Designers Of Experiences Not Schedulers Of Speakers
Conference organizers need to see themselves as more than logistics and detail planners. They need to see themselves as designers of education experiences. This means focusing on more than just scheduling a panel or speaker.
Attendees come to events for networking and education. When they say they want education, they mean they want to learn. They don’t just want information. They can get that online. They want to learn something relevant that help solves their problems.
Learning is a process that takes place in the mind. It is not a byproduct of listening to a lecture. It is a process that requires the learner to do and to think. Without thinking and doing, learning can’t occur. Listening to a lecture is not doing or thinking.
Here’s the secret to whether learning has occurred: Memory is the residue of learning.

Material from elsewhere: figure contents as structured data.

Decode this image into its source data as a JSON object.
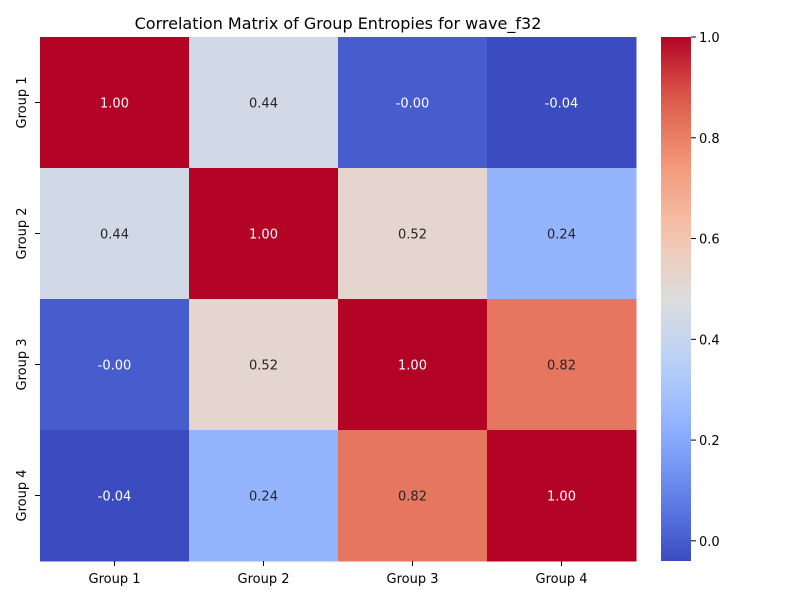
{
  "chart_data": {
    "type": "heatmap",
    "title": "Correlation Matrix of Group Entropies for wave_f32",
    "xlabel": "",
    "ylabel": "",
    "x_labels": [
      "Group 1",
      "Group 2",
      "Group 3",
      "Group 4"
    ],
    "y_labels": [
      "Group 1",
      "Group 2",
      "Group 3",
      "Group 4"
    ],
    "values": [
      [
        1.0,
        0.44,
        -0.0,
        -0.04
      ],
      [
        0.44,
        1.0,
        0.52,
        0.24
      ],
      [
        -0.0,
        0.52,
        1.0,
        0.82
      ],
      [
        -0.04,
        0.24,
        0.82,
        1.0
      ]
    ],
    "value_labels": [
      [
        "1.00",
        "0.44",
        "-0.00",
        "-0.04"
      ],
      [
        "0.44",
        "1.00",
        "0.52",
        "0.24"
      ],
      [
        "-0.00",
        "0.52",
        "1.00",
        "0.82"
      ],
      [
        "-0.04",
        "0.24",
        "0.82",
        "1.00"
      ]
    ],
    "colormap": "coolwarm",
    "vmin": -0.04,
    "vmax": 1.0,
    "colorbar": {
      "ticks": [
        0.0,
        0.2,
        0.4,
        0.6,
        0.8,
        1.0
      ],
      "tick_labels": [
        "0.0",
        "0.2",
        "0.4",
        "0.6",
        "0.8",
        "1.0"
      ]
    },
    "grid": false,
    "legend": "colorbar-right"
  }
}
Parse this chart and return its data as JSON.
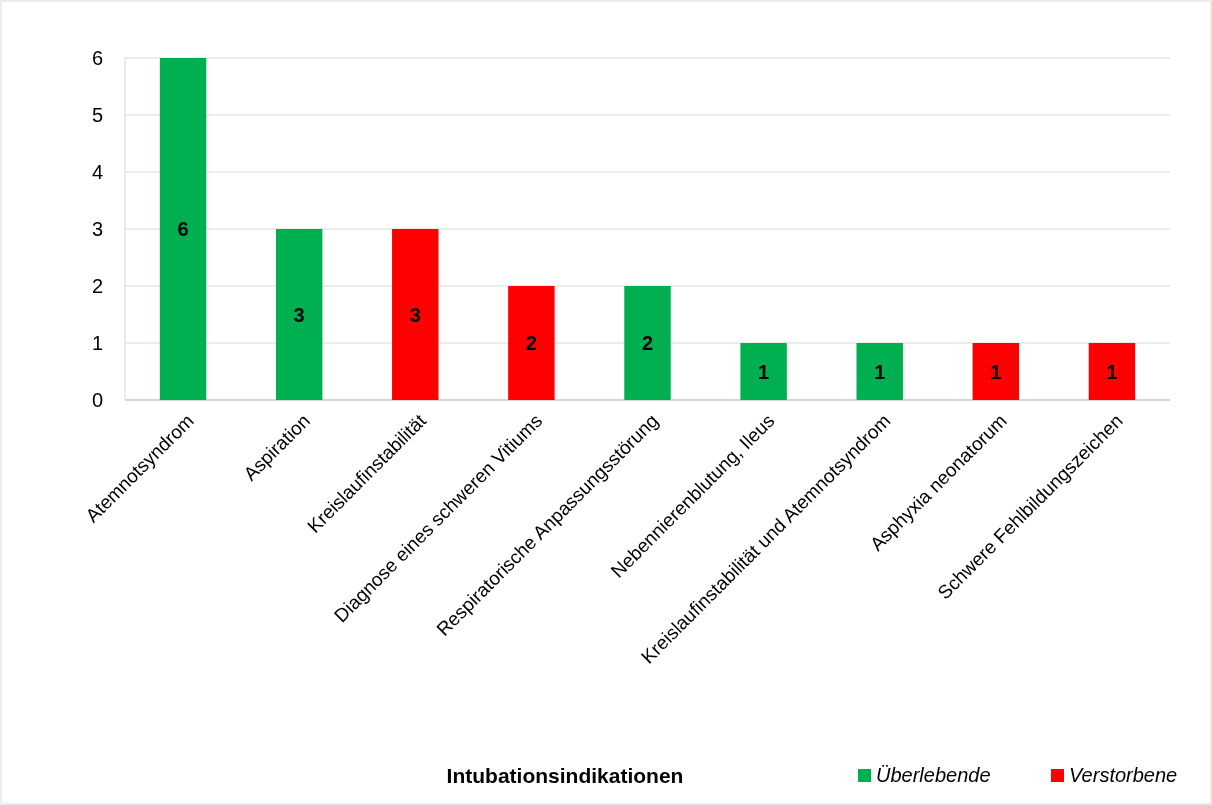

If the participant can’t remember what happened, what they thought about and what they did, then no learning occurred. Think about that for a minute. How often do we walk out of a conference lecture or panel discussion and remember what was said? Rarely! And if we don’t remember it, learning did not occur.
Ten New Conference Learning Manifesto Principals To Adopt
Here are ten conference learning principles that meeting professionals should strive for and adopt. They all revolve around “We participate, therefore we are!”
1. From Attendee To Participant
We should be designing conference experiences that encourage registrants to transition from attendees to participants.
2. From Passive To Active
We need to discover new ways to help individuals move from passive attendees to active participants.
3. From Monologues To Discussions
We must shift from planning one-way lectures to more facilitated discussions.
4. From Diatribes To Chunking Content
We need to switch from sixty- to ninety-minute lectures to sessions that provide short spurts (ten- to twenty-minutes) of content that serve as catalysts for seventy- to eighty minutes of discussion.
5. From Expert Authority To Facilitators Of Learning
We need to move from securing industry experts as speakers to contracting skilled facilitators that can capitalize on industry experienced participants in each session.
6. From Expertise To Subject Matter Experienced
We need to see our conference participants as the industry experts and subject matter experienced (SMEs).
7. From The What To The How
We must find a balance of the “what,” the content, and the “how,” the learning process.
8. From Information Transfer To Learning
We must stop seeing our meetings as containers for distributing information and start seeing them as a process to facilitate learning.
9. From Information As A Commodity To Learning Experiences That Have Value
We must come to grips with the fact that “information” is a commodity and that “learning” is something that has significant value.
10. From Listening To Doing And Thinking
Learning results from what an adult does and thinks! It only comes from what the learner does and thinks. The presenter can advance learning only by influencing what the learner does to learn!
What other learning principles would you add to this list? Why is active participation in the conference experience so important?
Great article! The core of my business is designing events as experiences and I truly agree with #1 and #9. Thanks for sharing.